The team collaborates with the schools to provide comprehensive support for students, caregivers, and teachers. Caregiver support and family services, including case management support, are crucial for meeting the needs of the child and family, particularly in historically marginalized communities. Schools are an ideal setting since students have access to prevention and intervention services in a non-stigmatizing environment. We also support the teachers in our program by helping them implement trauma-informed behavior management strategies and teach coping strategies that create a climate for all students to engage effectively in learning. Not only do these strategies help children directly, but teachers also report feeling directly supported as they have partners in managing tough situations.
How does the program engage and support parents and caregivers?
The NewYork-Presbyterian Hospital Community Health Needs Assessment 2022-2024 highlighted the focus on mental health as the number one health concern in the community. Support for patients, caregivers, and teachers is crucial and the need continues to rise. Our school-based program includes parents and caregivers at various levels including interventions, such as case management as well as the prevention program caregiver workshops. Earlier this year, U.S. Surgeon General Dr. Vivek Murthy issued an advisory warning about the negative impact social media is having on the mental health of young people.
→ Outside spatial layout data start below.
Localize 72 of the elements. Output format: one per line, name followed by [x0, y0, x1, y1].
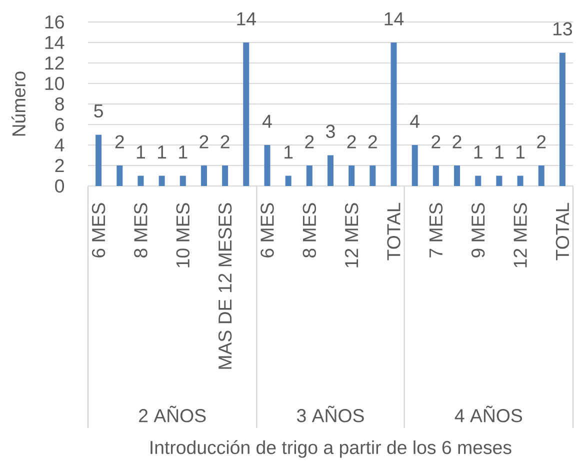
- data-label: 3: [326, 124, 335, 138]
- x-tick-label: 6 MES: [92, 203, 106, 258]
- y-axis-title: Número: [12, 72, 26, 136]
- bar: [243, 42, 250, 186]
- data-label: 4: [410, 114, 420, 128]
- y-tick-label: 16: [45, 15, 64, 29]
- bar: [96, 134, 102, 186]
- data-label: 2: [347, 135, 356, 148]
- bar: [158, 176, 165, 186]
- bar: [370, 166, 376, 186]
- data-label: 2: [368, 135, 377, 148]
- data-label: 2: [432, 135, 440, 148]
- x-axis-title: 4 AÑOS: [454, 406, 522, 422]
- y-tick-label: 4: [54, 138, 64, 152]
- bar: [200, 166, 207, 186]
- bar: [454, 166, 460, 186]
- x-tick-label: 9 MES: [471, 203, 485, 258]
- data-label: 5: [94, 104, 103, 118]
- y-tick-label: 8: [55, 97, 64, 111]
- data-label: 1: [474, 146, 482, 158]
- bar: [222, 166, 228, 186]
- x-tick-label: TOTAL: [556, 202, 570, 260]
- x-tick-label: 12 MES: [344, 203, 358, 268]
- x-tick-label: TOTAL: [387, 202, 400, 260]
- data-label: 2: [200, 135, 208, 148]
- text: Introducción de trigo a partir de los 6 meses: [150, 440, 512, 458]
- bar: [285, 176, 292, 186]
- data-label: 1: [495, 146, 504, 158]
- x-tick-label: MAS DE 12 MESES: [218, 203, 232, 369]
- y-tick-label: 12: [45, 56, 64, 70]
- x-axis-title: 3 AÑOS: [296, 406, 364, 422]
- data-label: 2: [305, 135, 314, 148]
- data-label: 2: [537, 135, 546, 148]
- data-label: 1: [158, 146, 166, 158]
- data-label: 1: [516, 146, 525, 158]
- y-tick-label: 6: [55, 118, 64, 132]
- x-tick-label: 8 MES: [134, 203, 148, 258]
- x-tick-label: 12 MES: [514, 203, 527, 268]
- data-label: 13: [553, 22, 572, 36]
- bar: [475, 176, 482, 186]
- data-label: 1: [136, 146, 145, 158]
- y-tick-label: 2: [55, 158, 64, 172]
- data-label: 1: [284, 146, 293, 158]
- data-label: 2: [220, 135, 230, 148]
- bar: [517, 176, 524, 186]
- x-tick-label: 10 MES: [176, 203, 190, 268]
- y-tick-label: 14: [45, 36, 64, 49]
- bar: [496, 176, 502, 186]
- data-label: 14: [384, 12, 404, 26]
- data-label: 4: [262, 114, 272, 128]
- bar: [432, 166, 439, 186]
- bar: [180, 176, 186, 186]
- bar: [264, 145, 270, 186]
- bar: [138, 176, 144, 186]
- x-tick-label: 8 MES: [302, 203, 316, 258]
- bar: [306, 166, 312, 186]
- bar: [412, 145, 418, 186]
- bar: [559, 52, 566, 186]
- x-tick-label: 7 MES: [429, 203, 443, 258]
- data-label: 1: [179, 146, 188, 158]
- x-tick-label: 6 MES: [260, 203, 274, 258]
- bar: [328, 155, 334, 186]
- y-tick-label: 0: [55, 179, 64, 193]
- bar: [538, 166, 544, 186]
- data-label: 2: [452, 135, 462, 148]
- data-label: 14: [237, 12, 256, 26]
- bar: [348, 166, 355, 186]
- bar: [390, 42, 397, 186]
- y-tick-label: 10: [45, 76, 64, 90]
- bar: [116, 166, 123, 186]
- data-label: 2: [115, 135, 124, 148]
- x-axis-title: 2 AÑOS: [139, 406, 206, 422]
Is programming available at schools to support the healthy use of social media?
Student and caregiver resources are crucial to address the appropriate use of social media. Some of the partner schools are addressing the need for programming to support the healthy use of social media including caregiver resources regarding the use of social media. There is also a prevention program caregiver workshop that addresses social media for students and families.
What are the future directions to address the social emotional learning and psychiatry needs of the school community?
Future directions include analysis of programming to meet the needs of the community particularly in the landscape of educational disparities that have been further illuminated by the pandemic. Continued collaboration with the schools to address the social-emotional learning and psychiatric needs of the school community and addressing access to children’s mental health services will also be key.